This article is from the Australian Property Journal archive
DEVELOPER V-Leader has backed out of its plans for a valuable Collingwood parcel of land, opting to take the corner property to market as Melbourne’s newest city fringe market takes shape.
The rectangular corner site of 4,264 sqm at 128-144 Wellington St has commercial 2 zoning and an existing warehouse building.
Existing schemes for the site provide multiple development outcomes with up to 31,000 sqm of office net lettable area across a 14 level building, and alternate schemes provide for two towers comprising a 14 level office and 198 room hotel.
Colliers agents Peter Bremner, Daniel Wolman, Guy Wells and Leon Ma, in conjunction with Real Properties’ Joe Catanese and Lucas Gentile, have been appointed to sell the property via expressions of interest closing 25th March.

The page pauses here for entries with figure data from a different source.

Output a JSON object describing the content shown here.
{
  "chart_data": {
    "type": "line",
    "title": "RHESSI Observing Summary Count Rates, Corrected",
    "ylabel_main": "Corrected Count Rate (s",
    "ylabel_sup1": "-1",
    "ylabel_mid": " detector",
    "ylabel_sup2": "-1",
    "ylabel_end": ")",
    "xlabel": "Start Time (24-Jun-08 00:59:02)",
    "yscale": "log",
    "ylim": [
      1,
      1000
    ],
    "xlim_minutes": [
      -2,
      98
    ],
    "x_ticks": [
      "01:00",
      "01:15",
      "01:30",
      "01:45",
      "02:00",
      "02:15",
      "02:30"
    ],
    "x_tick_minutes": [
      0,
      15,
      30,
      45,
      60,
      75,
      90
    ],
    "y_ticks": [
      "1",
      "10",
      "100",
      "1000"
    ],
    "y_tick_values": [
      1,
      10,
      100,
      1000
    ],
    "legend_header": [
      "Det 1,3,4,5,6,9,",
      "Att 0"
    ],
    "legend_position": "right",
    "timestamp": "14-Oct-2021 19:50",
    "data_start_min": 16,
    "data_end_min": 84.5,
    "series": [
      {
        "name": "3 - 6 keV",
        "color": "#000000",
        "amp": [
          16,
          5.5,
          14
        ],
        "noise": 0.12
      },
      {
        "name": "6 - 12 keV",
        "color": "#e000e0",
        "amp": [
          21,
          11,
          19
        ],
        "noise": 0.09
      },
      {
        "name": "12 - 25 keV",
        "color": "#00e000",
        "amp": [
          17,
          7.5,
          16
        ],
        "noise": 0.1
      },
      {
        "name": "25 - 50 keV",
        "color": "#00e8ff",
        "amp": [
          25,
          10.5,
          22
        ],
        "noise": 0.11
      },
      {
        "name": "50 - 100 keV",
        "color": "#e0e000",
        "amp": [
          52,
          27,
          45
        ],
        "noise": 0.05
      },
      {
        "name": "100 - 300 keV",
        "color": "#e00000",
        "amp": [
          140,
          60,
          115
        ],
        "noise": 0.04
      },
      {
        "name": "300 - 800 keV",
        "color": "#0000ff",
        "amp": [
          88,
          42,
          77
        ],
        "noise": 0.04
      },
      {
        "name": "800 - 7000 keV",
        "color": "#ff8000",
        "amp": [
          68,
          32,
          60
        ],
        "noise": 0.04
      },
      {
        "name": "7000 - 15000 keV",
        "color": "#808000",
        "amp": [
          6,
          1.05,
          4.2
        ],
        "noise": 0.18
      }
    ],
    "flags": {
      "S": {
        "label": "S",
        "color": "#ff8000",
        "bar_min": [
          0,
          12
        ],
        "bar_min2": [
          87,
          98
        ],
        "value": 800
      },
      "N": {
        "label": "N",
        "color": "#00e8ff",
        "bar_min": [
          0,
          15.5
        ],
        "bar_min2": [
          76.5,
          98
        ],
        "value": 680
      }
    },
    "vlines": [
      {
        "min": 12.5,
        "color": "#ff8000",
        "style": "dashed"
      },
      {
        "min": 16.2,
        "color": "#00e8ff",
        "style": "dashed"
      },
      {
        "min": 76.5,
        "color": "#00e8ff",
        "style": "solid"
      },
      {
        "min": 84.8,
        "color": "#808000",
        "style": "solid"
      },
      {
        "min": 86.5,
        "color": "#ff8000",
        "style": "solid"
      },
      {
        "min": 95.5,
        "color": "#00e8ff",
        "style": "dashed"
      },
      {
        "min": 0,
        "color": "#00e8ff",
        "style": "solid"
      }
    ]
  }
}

“The site offers a unique development proposition being one of the largest remaining sites in Collingwood and with extensive street frontages,” Wells said.
Bremner said the site is at the heart of the newest office precinct to Melbourne. Colliers numbers show a record low city fringe vacancy rate that of 3.29%.
Wells said the large corner site offered a fantastic opportunity to acquire one of the largest land holdings in Collingwood on the main thoroughfare of Wellington St and Gipps St.
“From the Smith/Gertrude Streets retail strips full of bars and restaurants, the many high-rise residential developments coming out of the ground, to the new commercial offices, Collingwood is a chic inner city mixed use suburb.”
V-Leader is controlled by investor Zhang Weian. As of the beginning of marketing, it still had the property listed on its home page, saying it is “currently formulating a project direction to create a truly mixed-use offering that will add to the urban fabric of this prized inner-urban locale”.
“With design excellence as the driving principal, initial concepts for a high rise project are envisioned to include a boutique hotel, up to 20,000 sqm of campus style A-grade office space, childcare for 120 children and a significant and vibrant mix of retail throughout the ground level.”
The site was formerly home to shirt makers Glo-Weave Consolidated.
Recent sales of buildings under construction have demonstrated the popularity of Collingwood’s fledgling office market. RF CorVal has just paid $75.5 million for the 11 storey tower 71-93 Gipps St on behalf of institutional investors with 40% of the property leased to co-working group Spaces, which comes hot on the heels of ARA and QuadReal’s acquisition of a $330 million development just a week earlier. In December, Pace Development offloaded the under-construction 11 level tower at 51 Langridge St for $31.6 million, with just over half of the tower pre-committed.
Across the road, Pace Development Group completed its Pace of Collingwood project last year, while throughout Collingwood, global real estate firm Hines intends to develop a $200 million timber office building on Wellington St, Impact Investment Group’s $120 million, 13-storey Northumberland project is nearly complete, and Cbus is building the Holme residential project with 154 apartments.